At the start of the season, the Wings offered Babcock a multi-year deal at $3.25 million a year, which would make him the highest-paid coach in the league. Bidding, if it gets to that, likely would take him north of $4 million a season and could go much higher with big-market clubs like Toronto and Philadelphia in need of a difference-making coach.

Although the Wings hold exclusive negotiating rights on Babcock through June 30, both he and Holland hope to resolve the issue much sooner. But first, Babcock said, he needs to speak to his boss.

"Everyone thinks Ken Holland is my boss, but actually it's my wife," Babcock said, adding that he spoke with her about it for the first time on Thursday.

"That conversation didn't go very well," he said. "It didn't last that long."

Why not?

"It got heated up pretty quick," he said.

So where does his wife stand on the issue?

"You'd have to bring her down here and ask her that yourself," he said to a throng of about 35 media people on hand for the annual locker-cleanout day.

He just needs a few days, Babcock said. Friday was busy for him. He left Joe Louis Arena immediately after addressing reporters and drove to Ann Arbor to attend the graduation of his daughter from the University of Michigan. Saturday he has another family commitment.

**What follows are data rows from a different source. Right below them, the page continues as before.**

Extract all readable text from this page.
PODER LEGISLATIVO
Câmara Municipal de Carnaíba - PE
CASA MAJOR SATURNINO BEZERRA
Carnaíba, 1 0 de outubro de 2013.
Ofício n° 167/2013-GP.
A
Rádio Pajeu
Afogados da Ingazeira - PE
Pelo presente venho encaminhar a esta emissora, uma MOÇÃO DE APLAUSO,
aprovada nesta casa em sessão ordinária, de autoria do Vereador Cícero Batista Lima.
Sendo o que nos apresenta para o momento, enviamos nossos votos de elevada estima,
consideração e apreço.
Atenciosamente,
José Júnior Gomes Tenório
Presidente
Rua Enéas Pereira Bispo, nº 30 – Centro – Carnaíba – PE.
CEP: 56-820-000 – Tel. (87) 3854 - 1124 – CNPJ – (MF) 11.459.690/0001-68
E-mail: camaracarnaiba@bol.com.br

Babcock and Holland could begin their conversation in earnest on Sunday, when they drive to Grand Rapids and back for Game 5 of the Calder Cup playoff series between the Griffins and Toronto -- if there is a Game 5. Grand Rapids, which lost the first two games in Toronto, needs to win Game 4 Saturday to push the best-of-five series to the limit.

"I think some of you think there's this grandiose plan. There's been no plan," said Babcock, adding that he's put all his energy into getting his team into the playoffs and trying to win a series against the heavily favored Lightning. He also said he's rather bemused at how people profess to know how he might be leaning based on their interpretations of what he says.

"What I find is that every time I speak now, everybody tries to read into what I said. I wouldn't read anything into it because there's nothing there," he said. "I don't even know myself, and if you think I'm trying to snow you, I'm not. I don't have any idea. I'm going to go through it in a logical manner and make a decision."

Meantime, his players chose their words carefully Friday when asked about their coach. Although most said they'd be grateful to have him back, no one was predicting one way or the other whether he would return.

"We've been together a lot of years, as coach and as team, and we've done a lot of good things together," said captain Henrik Zetterberg, who's as frustrated as anyone that his team has been bounced from the playoffs in the first round in three of the last four springs. "We've come up short here lately, and none of us are happy about that."